"Vous avez dit beaucoup de bêtises" : la presse et les présidents français, une histoire souvent compliquée
Emmanuel Macron a critiqué, entres autres, les journalistes ces derniers jours pour le traitement de l'affaire Benalla. Une critique qui revient souvent dans la bouche des chefs d'État français.
Emmanuel Macron est à la contre-attaque dans l'affaire Benalla. Sa cible : la presse. Depuis deux jours, le président de la République a fait plusieurs déclarations qui accusent la presse de monter l'affaire en épingle "Nous avons une presse qui ne cherche plus la vérité", a-t-il lancé aux parlementaires En Marche ! mardi 24 juillet. Depuis le début du quinquennat, Emmanuel Macron entretient des relations tendues avec les journalistes. Ce qui est loin d'être une première dans l'Histoire.
Déjà Napoléon 1er se méfiait de la presse
"L’Empereur, si puissant, si victorieux, n’est inquiet que d’une chose au monde : les gens qui parlent et les gens qui pensent." Nous sommes en 1812, et déjà le chef de l'État, Napoléon 1er, ne regarde pas la presse d'un bon oeil. Elle n'est pourtant pas bien vaillante à l'époque. Les relations complexes entre la presse et le pouvoir ne sont donc pas une nouveauté.
Mitterrand et "les chiens"
Plus proche de nous, François Mitterrand s'en était pris à la presse, lors de l'hommage à Pierre Bérégovoy. L'ancien Premier ministre s'est suicidé le 1er mai 1993 après la révélation d'une affaire de prêt d'un million de francs. Ce discours rappellera sans doute des souvenirs à certains.
Mais François Mitterrand n'a pas toujours entretenu la tension avec les journalistes explique, à franceinfo, Patrick Eveno historien spécialiste de la presse. "Il a essayé de la séduire au début, parce que la presse l'avait aidé peut-être, dans sa conquête du pouvoir. Mais ensuite dès que les affaires se sont tendues, il est devenu beaucoup plus violent."
Il ne supportait pas qu'on mette le nez dans ses affaires. Et que se soit Bérégovoy, le Rainbow Warrior, ou d'autres affaires du même type, il acceptait très mal la critique
Patrick Evenoà franceinfo
L'historien spécialiste de la presse distingue trois types d'attitudes des présidents face aux médias. Selon lui, "le fait qu'il y ait un seul homme qui décide de tout, et que les parlementaires soient un peu aux ordres, cela entraîne une sorte de démesure de la part du président de la République, notamment depuis la Ve République". Patrick Eveno estime que les chefs d'État français tentent "soit de contrôler la presse, soit de la discréditer, soit d'essayer de la séduire."
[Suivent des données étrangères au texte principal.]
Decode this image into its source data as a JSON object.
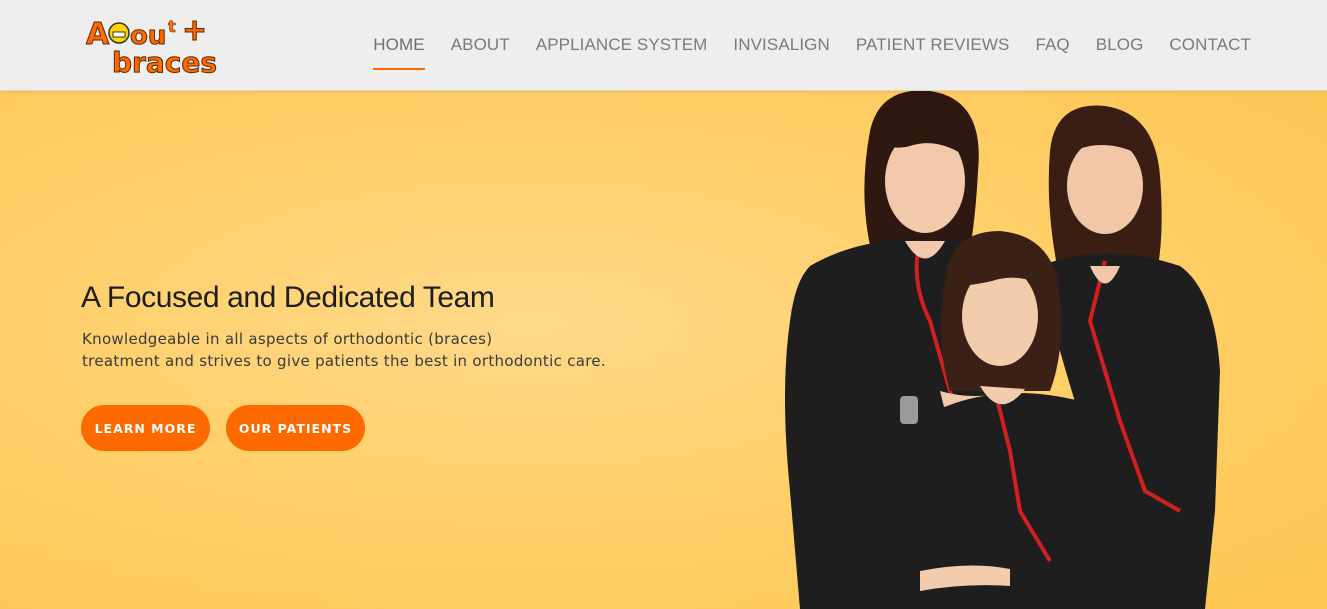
{
  "brand": {
    "logo_text_1": "About",
    "logo_text_2": "braces",
    "accent_color": "#ff6a00"
  },
  "nav": {
    "items": [
      {
        "label": "HOME",
        "active": true
      },
      {
        "label": "ABOUT",
        "active": false
      },
      {
        "label": "APPLIANCE SYSTEM",
        "active": false
      },
      {
        "label": "INVISALIGN",
        "active": false
      },
      {
        "label": "PATIENT REVIEWS",
        "active": false
      },
      {
        "label": "FAQ",
        "active": false
      },
      {
        "label": "BLOG",
        "active": false
      },
      {
        "label": "CONTACT",
        "active": false
      }
    ]
  },
  "hero": {
    "headline": "A Focused and Dedicated Team",
    "sub_line_1": "Knowledgeable in all aspects of orthodontic (braces)",
    "sub_line_2": "treatment and strives to give patients the best in orthodontic care.",
    "buttons": {
      "learn_more": "LEARN MORE",
      "our_patients": "OUR PATIENTS"
    },
    "background_color": "#ffd36f",
    "image_subject": "three-team-members-in-black-scrubs"
  }
}
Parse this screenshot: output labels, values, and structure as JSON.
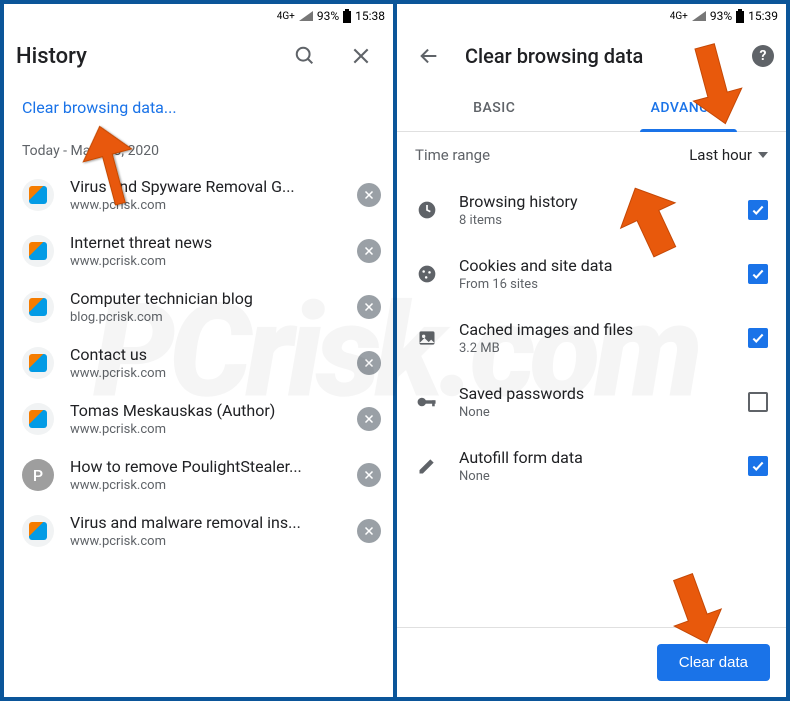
{
  "watermark": "PCrisk.com",
  "left": {
    "status": {
      "net": "4G+",
      "battery_pct": "93%",
      "time": "15:38"
    },
    "title": "History",
    "clear_link": "Clear browsing data...",
    "date_header": "Today - March 3, 2020",
    "items": [
      {
        "title": "Virus and Spyware Removal G...",
        "url": "www.pcrisk.com",
        "fav": "pcrisk"
      },
      {
        "title": "Internet threat news",
        "url": "www.pcrisk.com",
        "fav": "pcrisk"
      },
      {
        "title": "Computer technician blog",
        "url": "blog.pcrisk.com",
        "fav": "pcrisk"
      },
      {
        "title": "Contact us",
        "url": "www.pcrisk.com",
        "fav": "pcrisk"
      },
      {
        "title": "Tomas Meskauskas (Author)",
        "url": "www.pcrisk.com",
        "fav": "pcrisk"
      },
      {
        "title": "How to remove PoulightStealer...",
        "url": "www.pcrisk.com",
        "fav": "letter",
        "letter": "P"
      },
      {
        "title": "Virus and malware removal ins...",
        "url": "www.pcrisk.com",
        "fav": "pcrisk"
      }
    ]
  },
  "right": {
    "status": {
      "net": "4G+",
      "battery_pct": "93%",
      "time": "15:39"
    },
    "title": "Clear browsing data",
    "tabs": {
      "basic": "BASIC",
      "advanced": "ADVANCED"
    },
    "range_label": "Time range",
    "range_value": "Last hour",
    "options": [
      {
        "icon": "clock",
        "title": "Browsing history",
        "sub": "8 items",
        "checked": true
      },
      {
        "icon": "cookie",
        "title": "Cookies and site data",
        "sub": "From 16 sites",
        "checked": true
      },
      {
        "icon": "image",
        "title": "Cached images and files",
        "sub": "3.2 MB",
        "checked": true
      },
      {
        "icon": "key",
        "title": "Saved passwords",
        "sub": "None",
        "checked": false
      },
      {
        "icon": "pencil",
        "title": "Autofill form data",
        "sub": "None",
        "checked": true
      }
    ],
    "clear_btn": "Clear data"
  }
}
Amour et désamour pour Nicolas Sarkozy
Les présidents tentent souvent de jouer sur plusieurs cordes. La palme de l'attraction puis de la répulsion revient sans doute à Nicolas Sarkozy. Comme lors de ses voeux à la presse le 31 janvier 2012, où il évoque son "bonheur", d'être face aux journalistes. Il les "remercie", ironiquement de l'avoir critiqué pendant son mandat. "Franchement, un pays où la presse est tellement libre, qu'elle n'est pas obligée d'etre impartiale, ça fait plaisir", conlut à l'époque Nicolas Sarkozy.
Entre les off du candidat Sarkozy puis du président, le long cocktail dans les salons de la préfecture de Guyane en 2012 pour "mieux se connaître", puis le rejet pur et simple à l'usine Schrader International en mars 2010. "Pas les journalistes, ils sont épouvantables", dit alors le chef de l'État au directeur.
Il y a aussi parfois aussi de la mauvaise foi de la part de l'ancien président. C'est le cas, ce 16 janvier 2012 lors qu'un journaliste de l'agence de presse Reuters doit reformuler plusieurs fois sa question face à Nicolas Sarkozy, qui finira par ne pas répondre.
Il y a aura aussi des coups de pression, comme le limogeage d'Alain Genestar de Paris Match, la nomination des présidents de l'audiovisuel public, son amitié avec Martin Bouygues et Vincent Bolloré. Avec Nicolas Sarkozy, le président d'une information par jour, c'est l'ère de l'omniprésence. Vie privée, affaires... quand la presse le gêne, il le vit comme une trahison.
Emmanuel Macron moins bavard que son prédécesseur
François Hollande tisse une relation si proche avec la presse qu'elle finira par se retourner contre lui. Le livre Un président ne devrait pas dire ça fait un tollé. Si Emmanuel Macron, dès le début de son quiquennat, choisit le contre pied pour revenir à une stratégie de confrontation. C'est une question de politique, de personnalités, mais aussi de culture parlementaire, d'un homme arrivé directement à la fonction suprême.